Сопровождаемый Владом и Ариной, Стив обходил дом посолонь – posolon, по часовой стрелке – clockwise. Он пожирал глазами все, что видел, любую деталь: окно на чердак, две обитые железом трубы, кривые березки и стройные сосны, окружавшие дачу, а также редкие пни – stumps.
– Третье крыльцо, – удивился Стив.
– Запасное, – сказала Арина. – Сейчас в этих домиках по два писателя живут. Каждому по крыльцу, и одно общее. Так у всех.
– Двенадцать писателей на шесть будок, – сосчитал Влад.
– Будка только у Ахматовой, – сказал Стив.
– Да они тут все одинаковые.
– Нет, – настаивал Стив на своем, – только Ахматова называла свой дом будкой. Теперь это историческое название.
Подошел Коля, он держал гриб:
– А как по-английски «будка»?
– Если говорить kennеl или sentry-box, в данном случае будет неточно. Это все-таки не собачья будка и не караульная будка… Поэтому я перевожу так: budka.
– А правда по-английски дача так и будет дача?
– Cottage. Но и dacha тоже есть. Это после Чехова, – сказал Стив.
– Значит, мы обменялись: вы нам коттедж, а мы вам дачу, – заключил Коля.
– Нет, нет. Это не обмен. В Англии не отказались от коттеджей, в России не отказались от дач. Правильно будет: мы поделились.
– Is it a dacha? – обращался Коля в пространство. – No, it is a budka.
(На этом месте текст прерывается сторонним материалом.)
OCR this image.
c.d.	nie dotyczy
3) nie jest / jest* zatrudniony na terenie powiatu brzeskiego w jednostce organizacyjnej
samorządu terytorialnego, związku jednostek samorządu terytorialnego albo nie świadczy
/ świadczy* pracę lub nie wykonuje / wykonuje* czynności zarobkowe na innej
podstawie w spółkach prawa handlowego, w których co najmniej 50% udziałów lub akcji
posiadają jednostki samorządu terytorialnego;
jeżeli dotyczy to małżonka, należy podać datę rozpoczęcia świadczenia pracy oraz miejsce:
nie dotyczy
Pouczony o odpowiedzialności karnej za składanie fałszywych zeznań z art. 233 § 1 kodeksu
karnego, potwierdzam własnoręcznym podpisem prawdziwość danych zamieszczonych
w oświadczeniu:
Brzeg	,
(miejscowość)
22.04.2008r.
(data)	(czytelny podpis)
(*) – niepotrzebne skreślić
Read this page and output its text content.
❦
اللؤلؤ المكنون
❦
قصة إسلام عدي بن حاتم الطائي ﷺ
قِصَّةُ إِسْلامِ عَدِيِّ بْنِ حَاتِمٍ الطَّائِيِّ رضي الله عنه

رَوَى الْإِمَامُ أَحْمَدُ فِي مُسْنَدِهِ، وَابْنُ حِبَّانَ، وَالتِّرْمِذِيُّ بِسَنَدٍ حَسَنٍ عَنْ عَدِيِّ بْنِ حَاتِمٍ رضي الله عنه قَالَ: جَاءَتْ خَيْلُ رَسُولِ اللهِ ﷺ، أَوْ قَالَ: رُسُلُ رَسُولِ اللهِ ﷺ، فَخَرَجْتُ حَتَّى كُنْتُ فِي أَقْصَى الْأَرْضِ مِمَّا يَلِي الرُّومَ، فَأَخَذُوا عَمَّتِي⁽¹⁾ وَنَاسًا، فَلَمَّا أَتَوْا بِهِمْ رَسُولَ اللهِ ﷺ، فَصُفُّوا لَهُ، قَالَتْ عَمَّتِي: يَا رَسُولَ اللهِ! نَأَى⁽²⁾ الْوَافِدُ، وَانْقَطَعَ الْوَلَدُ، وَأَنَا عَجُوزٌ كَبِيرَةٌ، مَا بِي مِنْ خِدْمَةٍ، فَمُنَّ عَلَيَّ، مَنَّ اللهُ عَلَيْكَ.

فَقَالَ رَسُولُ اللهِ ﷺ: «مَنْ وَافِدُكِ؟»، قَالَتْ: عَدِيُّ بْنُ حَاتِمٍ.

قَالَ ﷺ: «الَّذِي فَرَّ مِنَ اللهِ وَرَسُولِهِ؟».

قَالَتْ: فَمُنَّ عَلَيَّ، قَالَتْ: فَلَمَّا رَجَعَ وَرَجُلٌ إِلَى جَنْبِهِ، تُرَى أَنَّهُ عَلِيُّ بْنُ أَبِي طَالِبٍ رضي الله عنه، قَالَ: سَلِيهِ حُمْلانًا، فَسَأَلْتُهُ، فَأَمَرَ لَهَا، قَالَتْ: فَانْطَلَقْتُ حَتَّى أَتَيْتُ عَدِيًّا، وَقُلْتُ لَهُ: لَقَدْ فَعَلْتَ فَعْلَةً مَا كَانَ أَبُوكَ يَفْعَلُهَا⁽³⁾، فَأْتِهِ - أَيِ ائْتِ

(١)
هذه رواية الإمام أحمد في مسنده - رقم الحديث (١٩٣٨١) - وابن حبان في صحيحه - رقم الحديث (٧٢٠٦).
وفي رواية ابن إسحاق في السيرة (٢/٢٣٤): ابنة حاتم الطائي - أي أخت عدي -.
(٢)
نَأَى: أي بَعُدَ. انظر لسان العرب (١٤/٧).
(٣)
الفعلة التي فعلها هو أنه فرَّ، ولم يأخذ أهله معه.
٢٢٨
Гриб у него был подберезовиком. Коля сказал:
– Подсосновник.
Помолчали.
– Вообще-то, – сказала Арина, – можем и внутрь зайти, если так уж вам хочется.
Стив не понял:
– Куда?
– Туда. Он ключи рядом с крыльцом прячет. Я знаю.
– Кто прячет ключи?
– Ну, тот, кто арендует эту часть дома.
Стив снова не понял:
– Простите?
Арина наклонила чурбан перед столиком – посмотреть, нет ли ключей под ним. Подвинула дощечку, зачем-то прислоненную к фундаменту.
– По-моему, – сказал Влад, – эта идея не очень хорошая.
– А по-моему, очень хорошая, – и просунула ладонь в щель под крыльцом, к ужасу Стива. – Посмотрим и на место положим.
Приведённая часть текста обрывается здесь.